Può funzionare? Sì, o no?

«Non è mai il momento perché non esiste una soluzione! Io e te non funzioniamo insieme, per una serie di motivi che non voglio nemmeno approfondire, ma che tu conosci benissimo.»  

«P-perché? Non stai bene, quando sei con me? Ti metto a disagio?»

Tony sospirò ancora e si passò una mano tra i capelli. Ancora lo sguardo altrove, lontano. Intento a scappare dal suo, che invece lo cercava disperatamente solo per riuscire a capire, anche solo in minima parte, cosa accidenti gli passasse per la testa.

«Tutto il contrario. Quando sono con te, mi sembra di vivere in un mondo a parte. Un mondo completamente diverso da quello che ci circonda normalmente», disse e sarebbe potuta essere una frase quasi di conforto, se solo non l’avesse detta con un disappunto tale che morsicò il cuore di Peter.

Fece così male...

«È lo stesso per me», dovette ammettere Peter, però, abbassando lo sguardo, perché malgrado si sentisse compreso, quel fatto lo incupì. Sapere di non essere l’unico a pensarlo, non era positivo come invece credeva sarebbe potuto essere. «Mi sembra di far parte di un mondo che gli altri non possono capire… questo a volte fa davvero male, anche se non dovrebbe perché, di fatto, non c'è nulla di male. Ma a me va bene così.»

Calò di nuovo il silenzio, e Tony lo guardò inespressivo, visibilmente combattuto su cosa fare e cosa dire a proposito di quella situazione. Poi si pizzicò la pelle tra le sopracciglia, e ruppe la magia di quello sguardo, che ancora una volta li aveva portati in quel mondo a parte; che apparteneva solo a loro.

«Per questo non può funzionare, Peter.»   

«Che c’è che non funziona, in noi?» chiese lui, esasperato. Lasciò cadere stancamente le braccia sul materasso.

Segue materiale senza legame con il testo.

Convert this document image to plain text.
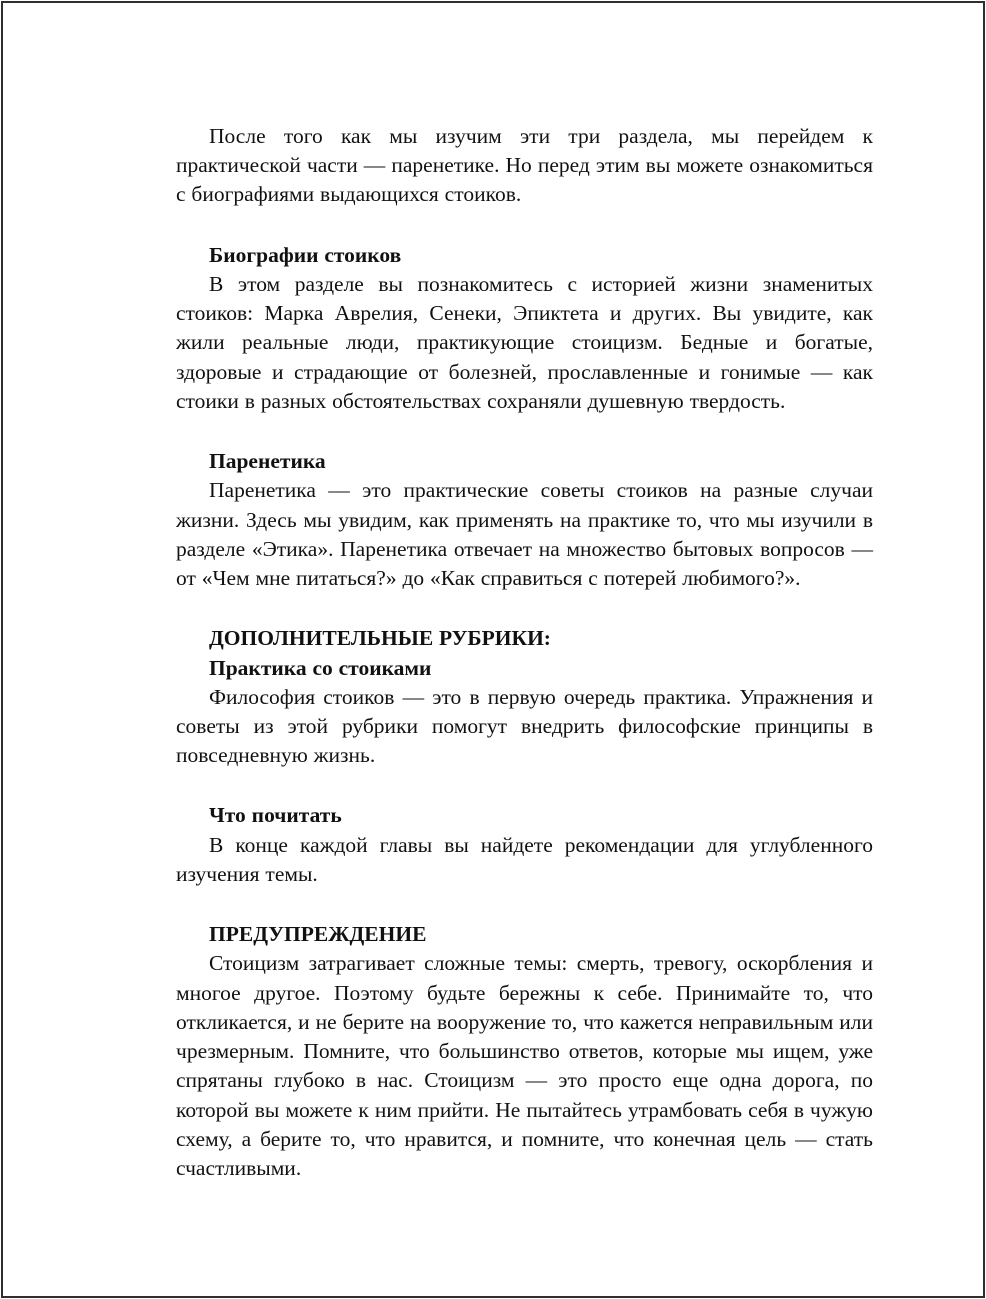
После того как мы изучим эти три раздела, мы перейдем к практической части — паренетике. Но перед этим вы можете ознакомиться с биографиями выдающихся стоиков.

Биографии стоиков

В этом разделе вы познакомитесь с историей жизни знаменитых стоиков: Марка Аврелия, Сенеки, Эпиктета и других. Вы увидите, как жили реальные люди, практикующие стоицизм. Бедные и богатые, здоровые и страдающие от болезней, прославленные и гонимые — как стоики в разных обстоятельствах сохраняли душевную твердость.

Паренетика

Паренетика — это практические советы стоиков на разные случаи жизни. Здесь мы увидим, как применять на практике то, что мы изучили в разделе «Этика». Паренетика отвечает на множество бытовых вопросов — от «Чем мне питаться?» до «Как справиться с потерей любимого?».

ДОПОЛНИТЕЛЬНЫЕ РУБРИКИ:
Практика со стоиками

Философия стоиков — это в первую очередь практика. Упражнения и советы из этой рубрики помогут внедрить философские принципы в повседневную жизнь.

Что почитать

В конце каждой главы вы найдете рекомендации для углубленного изучения темы.

ПРЕДУПРЕЖДЕНИЕ

Стоицизм затрагивает сложные темы: смерть, тревогу, оскорбления и многое другое. Поэтому будьте бережны к себе. Принимайте то, что откликается, и не берите на вооружение то, что кажется неправильным или чрезмерным. Помните, что большинство ответов, которые мы ищем, уже спрятаны глубоко в нас. Стоицизм — это просто еще одна дорога, по которой вы можете к ним прийти. Не пытайтесь утрамбовать себя в чужую схему, а берите то, что нравится, и помните, что конечная цель — стать счастливыми.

«Far parte di un mondo a parte significa dover fare i conti con il mondo reale, ad un certo punto, e questo cambia tutto. Ma non per me, nemmeno per te.»

«E allora per chi?»

«Per la gente.»  

Peter corrugò la fronte, scettico. Si ritrasse: «E da quando in qua Tony Stark si preoccupa del giudizio delle persone?»

Tony sbuffò fuori dalla bocca una mezza risata malinconica; alzò le dita per accarezzargli una guancia, poi i capelli. Sospirò, dopo una lunga pausa dove gli entrò nell’anima con uno sguardo, e dove Peter ci si perse.

«Tony Stark non si preoccupa del giudizio che la gente ha su di lui, ma di quello che ha su di te.»

«Io vivo di giudizi. La gente non fa altro che etichettarmi in duemila modi. Ormai ci ho fatto l’abitudine, ci convivo. La gente non sa nemmeno chi  sono. Tu… avresti mai detto che uno come me è Spider-Man? Di primo impatto, sono sicuro di no.»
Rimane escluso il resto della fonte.